I want to be like Kris when I grow up. Yes, I want to be the woman who is covered in cool tattoos and wears a tutu to barre class, at the office, on a dare. I did not grow up like Kristin. I sat in my bed and cried until my dad made me stop, when a haircut made me look like Harry Potter. Kris shaved her head off because a friend, who misunderstood a joke, walked for 45 minutes to her house to see it happen. Kris figured, what the hell, it’s only hair.
In a world where kids start behaving like adults at the age of 15 (a gross generalization), Kris commits to living like a kid in her early 30s. She says it’s because kids always have more fun.

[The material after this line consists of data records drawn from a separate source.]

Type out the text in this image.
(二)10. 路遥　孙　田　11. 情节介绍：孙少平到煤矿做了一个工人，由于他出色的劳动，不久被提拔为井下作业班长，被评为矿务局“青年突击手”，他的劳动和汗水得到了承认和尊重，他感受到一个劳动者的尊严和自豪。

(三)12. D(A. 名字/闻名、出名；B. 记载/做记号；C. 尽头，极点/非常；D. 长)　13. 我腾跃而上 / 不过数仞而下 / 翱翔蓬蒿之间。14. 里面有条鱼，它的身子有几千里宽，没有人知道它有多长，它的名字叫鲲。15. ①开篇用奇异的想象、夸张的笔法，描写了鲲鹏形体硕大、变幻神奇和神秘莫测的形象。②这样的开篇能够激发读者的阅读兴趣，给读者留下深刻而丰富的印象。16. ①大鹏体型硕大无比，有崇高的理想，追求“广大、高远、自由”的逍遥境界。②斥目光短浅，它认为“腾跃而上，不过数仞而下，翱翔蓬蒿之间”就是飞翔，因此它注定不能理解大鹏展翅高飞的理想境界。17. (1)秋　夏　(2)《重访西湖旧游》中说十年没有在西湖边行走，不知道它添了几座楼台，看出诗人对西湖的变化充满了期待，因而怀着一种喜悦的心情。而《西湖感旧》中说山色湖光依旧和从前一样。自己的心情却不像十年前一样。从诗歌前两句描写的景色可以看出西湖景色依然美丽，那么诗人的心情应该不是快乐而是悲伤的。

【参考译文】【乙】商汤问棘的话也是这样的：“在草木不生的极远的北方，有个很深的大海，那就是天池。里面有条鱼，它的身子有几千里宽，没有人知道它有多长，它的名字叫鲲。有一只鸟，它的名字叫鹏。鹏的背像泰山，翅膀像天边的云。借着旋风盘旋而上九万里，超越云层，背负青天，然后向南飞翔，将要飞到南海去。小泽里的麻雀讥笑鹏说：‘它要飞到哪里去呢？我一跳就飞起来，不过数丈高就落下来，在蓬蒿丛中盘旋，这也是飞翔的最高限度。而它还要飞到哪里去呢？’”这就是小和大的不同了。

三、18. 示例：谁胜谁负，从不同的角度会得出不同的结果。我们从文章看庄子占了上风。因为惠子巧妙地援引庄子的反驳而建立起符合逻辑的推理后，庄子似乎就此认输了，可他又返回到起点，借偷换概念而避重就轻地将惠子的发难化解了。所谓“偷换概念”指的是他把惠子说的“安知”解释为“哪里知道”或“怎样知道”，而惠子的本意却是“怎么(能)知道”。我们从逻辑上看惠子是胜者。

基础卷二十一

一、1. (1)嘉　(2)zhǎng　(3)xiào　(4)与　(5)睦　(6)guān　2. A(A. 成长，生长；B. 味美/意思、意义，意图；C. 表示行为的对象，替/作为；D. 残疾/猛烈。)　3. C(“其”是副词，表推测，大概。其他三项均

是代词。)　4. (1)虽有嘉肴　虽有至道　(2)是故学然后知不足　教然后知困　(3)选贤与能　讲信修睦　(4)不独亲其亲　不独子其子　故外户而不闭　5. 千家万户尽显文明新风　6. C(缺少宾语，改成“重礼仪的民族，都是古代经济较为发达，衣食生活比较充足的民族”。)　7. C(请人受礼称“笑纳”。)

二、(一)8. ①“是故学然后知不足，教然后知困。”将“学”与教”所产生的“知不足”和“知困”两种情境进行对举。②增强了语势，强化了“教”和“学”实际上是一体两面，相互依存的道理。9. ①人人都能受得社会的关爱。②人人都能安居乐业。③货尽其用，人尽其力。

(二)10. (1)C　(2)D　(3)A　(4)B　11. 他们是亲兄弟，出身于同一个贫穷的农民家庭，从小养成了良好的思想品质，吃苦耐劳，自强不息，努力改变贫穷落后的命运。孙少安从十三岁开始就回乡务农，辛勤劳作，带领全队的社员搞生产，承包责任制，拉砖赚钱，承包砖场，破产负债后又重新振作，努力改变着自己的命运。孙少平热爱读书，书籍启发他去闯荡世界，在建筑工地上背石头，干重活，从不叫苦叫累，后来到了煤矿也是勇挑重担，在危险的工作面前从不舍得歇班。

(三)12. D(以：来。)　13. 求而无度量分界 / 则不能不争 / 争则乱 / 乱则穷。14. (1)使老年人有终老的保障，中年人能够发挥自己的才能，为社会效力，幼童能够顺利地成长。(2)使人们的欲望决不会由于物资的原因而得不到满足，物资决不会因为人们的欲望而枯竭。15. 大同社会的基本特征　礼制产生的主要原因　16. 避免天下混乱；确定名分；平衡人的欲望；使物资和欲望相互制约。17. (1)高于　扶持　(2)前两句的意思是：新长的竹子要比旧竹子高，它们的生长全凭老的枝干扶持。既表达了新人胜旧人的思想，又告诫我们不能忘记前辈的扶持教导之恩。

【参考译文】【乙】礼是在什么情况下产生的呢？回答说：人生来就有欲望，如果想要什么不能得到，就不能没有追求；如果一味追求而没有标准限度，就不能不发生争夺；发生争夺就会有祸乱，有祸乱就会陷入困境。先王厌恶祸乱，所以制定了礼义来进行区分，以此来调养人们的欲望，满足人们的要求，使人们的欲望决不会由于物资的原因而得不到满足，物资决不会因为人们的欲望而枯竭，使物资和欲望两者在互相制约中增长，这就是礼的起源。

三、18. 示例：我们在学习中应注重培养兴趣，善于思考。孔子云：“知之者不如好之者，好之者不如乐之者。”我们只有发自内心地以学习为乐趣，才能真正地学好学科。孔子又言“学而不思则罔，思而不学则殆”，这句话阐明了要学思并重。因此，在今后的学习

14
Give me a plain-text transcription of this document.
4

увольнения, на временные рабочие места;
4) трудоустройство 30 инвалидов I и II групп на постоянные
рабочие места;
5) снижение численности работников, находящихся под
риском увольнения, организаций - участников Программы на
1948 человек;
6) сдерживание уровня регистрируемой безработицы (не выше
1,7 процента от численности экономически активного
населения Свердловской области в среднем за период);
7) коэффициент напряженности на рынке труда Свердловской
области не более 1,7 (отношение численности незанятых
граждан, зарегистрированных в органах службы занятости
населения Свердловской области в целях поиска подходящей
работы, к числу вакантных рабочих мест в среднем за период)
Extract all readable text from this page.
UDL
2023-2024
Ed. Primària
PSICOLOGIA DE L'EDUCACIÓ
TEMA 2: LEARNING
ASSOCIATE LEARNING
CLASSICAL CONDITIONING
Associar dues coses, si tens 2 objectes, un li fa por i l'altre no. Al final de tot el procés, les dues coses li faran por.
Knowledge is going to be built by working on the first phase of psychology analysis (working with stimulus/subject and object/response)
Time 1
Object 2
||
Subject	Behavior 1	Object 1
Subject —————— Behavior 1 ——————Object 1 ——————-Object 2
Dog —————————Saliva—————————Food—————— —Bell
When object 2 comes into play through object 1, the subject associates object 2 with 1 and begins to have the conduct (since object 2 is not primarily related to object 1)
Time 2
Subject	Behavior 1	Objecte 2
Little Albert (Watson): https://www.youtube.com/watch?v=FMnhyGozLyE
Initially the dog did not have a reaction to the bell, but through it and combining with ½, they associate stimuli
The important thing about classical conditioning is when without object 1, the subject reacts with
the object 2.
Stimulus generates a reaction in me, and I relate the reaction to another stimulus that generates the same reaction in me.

Here I am, freaking out about every little thing from what the M&M I put in my mouth will do to me long term to my job situation 6 months out. There Kris is dancing in the hallway in her tutu. Her smile reaching her eyes. Caring about how everyone’s doing and helping everyone with their problems.
So I asked Kris why she never seems worried (well not never) about anything. I wanted to know how I could lose the blanket of worries holding me down. Just like Kris.
During a bathroom conversation Kris said that it needs to be a concious choice not to worry. One needs to be present and aware in each moment. Whenever we can feel anxiety or any other negative emotion building up, we need to stop, distance ourselves and determine if it’s worth all the fuss. 90% of the time, it’s not.
She claims that she loses it too sometimes. She starts worrying about things that should just be left alone. If you must deal with something which isn’t under your control, the last thing you should do is make it harder by stressing yourself out.
This made me wonder, why are so many of us walking around with rocks tied to our feet? Why don’t we choose to let go of all these worries that serve no purpose and enjoy life more?
Maybe all of us need to grow up to be like Kris. Maybe all of us need to grow up to be a kid.